Diğer filmler hakkında konuşamayacağım şimdi, ilk önce bir kahvaltı yapmalıyım. Salıncakta Üç Kişi, isimli nadide eser karşısında dayanamadığım için bunca lafı ediyorum.

Eline sağlık canım, harikasın:)

Clea dedi ki...

Cüneyt,
çok sağol!

justine,
tatlım bilirsin bu tarz filmlerin tadını çıkartmaya bayılırız. seni kendime getirdiğim için çok mutlu oldum, sert bir kahve gibi geldi di mi Yaşar Alptekin:) çooooook öpüyorum

Vuslat AKTEPE dedi ki...

Sanırım ben de melankoli hastalığı var. Dans etmeyi severim. Bana dans etmeyi sevdiren ve inatla ders alarak dans edebilen bir adam olmama sebep olan film ise giriş cümlemden çıkarabileceğin üzere Kadın Kokusu (Scent of a Woman)'dır. Al Pacino'nun tangosu ile başlar benim de tango serüvenim. Modern danslara nedense içim ısınmadı. Biri hariç Dirty Dancing ve tabi ki Patrick Swayze yani bir zamanların modern dansı. Swayze'yi ise Ghost'dan beri o her an sulanmaya hazır gözleri ve masum ifadesinden dolayı severim. Bence Dirty Dancing'de Swayze yerine başka bir oyuncu olsa o film o denli etkileyemez. Travolta'yı Greace de de sevememiştim.
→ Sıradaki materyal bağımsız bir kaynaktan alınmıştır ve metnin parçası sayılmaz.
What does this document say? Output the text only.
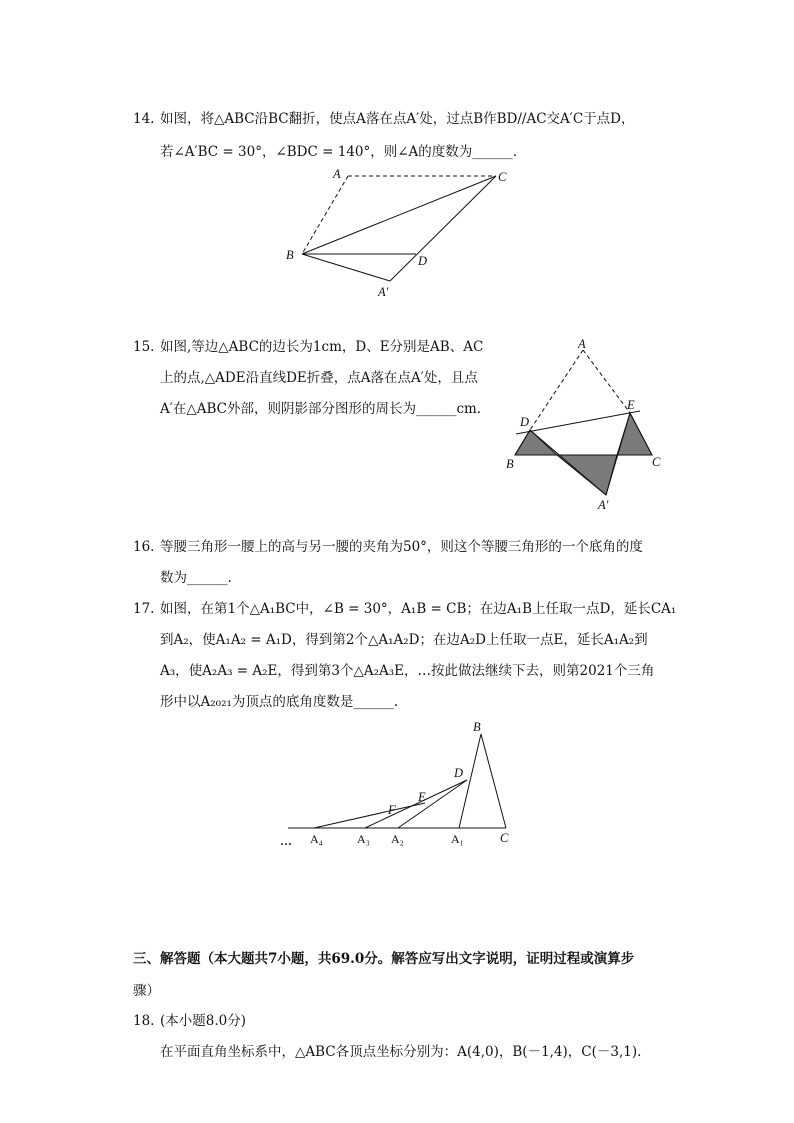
14. 如图，将△ABC沿BC翻折，使点A落在点A′处，过点B作BD//AC交A′C于点D，
若∠A′BC = 30°，∠BDC = 140°，则∠A的度数为______.
15. 如图,等边△ABC的边长为1cm，D、E分别是AB、AC
上的点,△ADE沿直线DE折叠，点A落在点A′处，且点
A′在△ABC外部，则阴影部分图形的周长为______cm.
16. 等腰三角形一腰上的高与另一腰的夹角为50°，则这个等腰三角形的一个底角的度
数为______.
17. 如图，在第1个△A₁BC中，∠B = 30°，A₁B = CB；在边A₁B上任取一点D，延长CA₁
到A₂，使A₁A₂ = A₁D，得到第2个△A₁A₂D；在边A₂D上任取一点E，延长A₁A₂到
A₃，使A₂A₃ = A₂E，得到第3个△A₂A₃E，…按此做法继续下去，则第2021个三角
形中以A₂₀₂₁为顶点的底角度数是______.
三、解答题（本大题共7小题，共69.0分。解答应写出文字说明，证明过程或演算步
骤）
18. (本小题8.0分)
在平面直角坐标系中，△ABC各顶点坐标分别为：A(4,0)，B(－1,4)，C(－3,1).
A	C
B	D
A′
A
D
E
B	C
A′
B
D
E
F
… A₄	A₃ A₂	A₁	C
Muhtemelen dans edişi değil de dansın biçiminden olsa gerek ama Pulp Fiction'daki dansı tam anlamı ile komik ve güzeldi. Bu arada dikkat ettin mi dansın modası geçti sanki. O altmışlı yılların komik swing kültürü, yetmişli yılların diskosu ve seksenlerin fiyaskoları tekno, punk vb. Seksenlerde iş b itmişti herhalde. Şimdi ki dans kültürü de tıpkı diğer her şeyde olduğu gibi en kaba biçimi ile inceltilmemiş dürtülere dayanıyor gibi geliyor bana. Mesela Tango cinselliğin tutkuyla harmanlandığı ve rafine biçimde inceltilerek uygrlığa yedirildiği bir dansken modern break de ise tamamen yontulmamış biçimi ile bu dürtüler karşımıza çıkıyor. Kolay tüketim. Bence artık eskisi gibi dansa içerlenmiş filmlerde yapamazlar gibi geliyor.
Ve altın vuruş: "bunu bir kez daha gösterir misiniz?" repliğinden sonra koptum ben. O tayt ve faniladan ise derhal edinmem gerekiyor:)
Her zamanki gibi çok hoş bir yazı olmuş.
Sevgiyle...

pelinpembesi dedi ki...

Ama y.alptekin artık namazında niyazında :))
hem street dance filmlerini unutma, oradaki danslara bayılırım...

Adsız dedi ki...

Canım benim!
Kalp kalbe karşıymış derler ya, öyle gerçekten. Geçenlerde tvde gezinirken dansa davet filmine rastladım ve kapı gıcırtısında dans eden biri olduğumdan, oturdum seyrettim. Seyrederken de Jennifer'ın elbiselerinin çok güzel olduğunu düşündüm, özellikle de finalde giydiği elbisenin. Clea bu elbiselere bir baksa, yazsa gibi şeyler geçti aklımdan ama sen burdayken unuttum söylemeyi. İşe bak, kardeşim karşıma dansla çıktı bir kaç gün sonra! Çok güzel bir yazı olmuş, her zamanki gibi. Sondaki video harikaydı. Ben kadın olarak ellerimi bu kadar güzel kullanıyor, onlarla konuşuyor muyum bilemedim:)) Seni çok kucaklıyorum.
Serap

Eliff dedi ki...

Dirty Dancing; bana dansı sevdiren film :)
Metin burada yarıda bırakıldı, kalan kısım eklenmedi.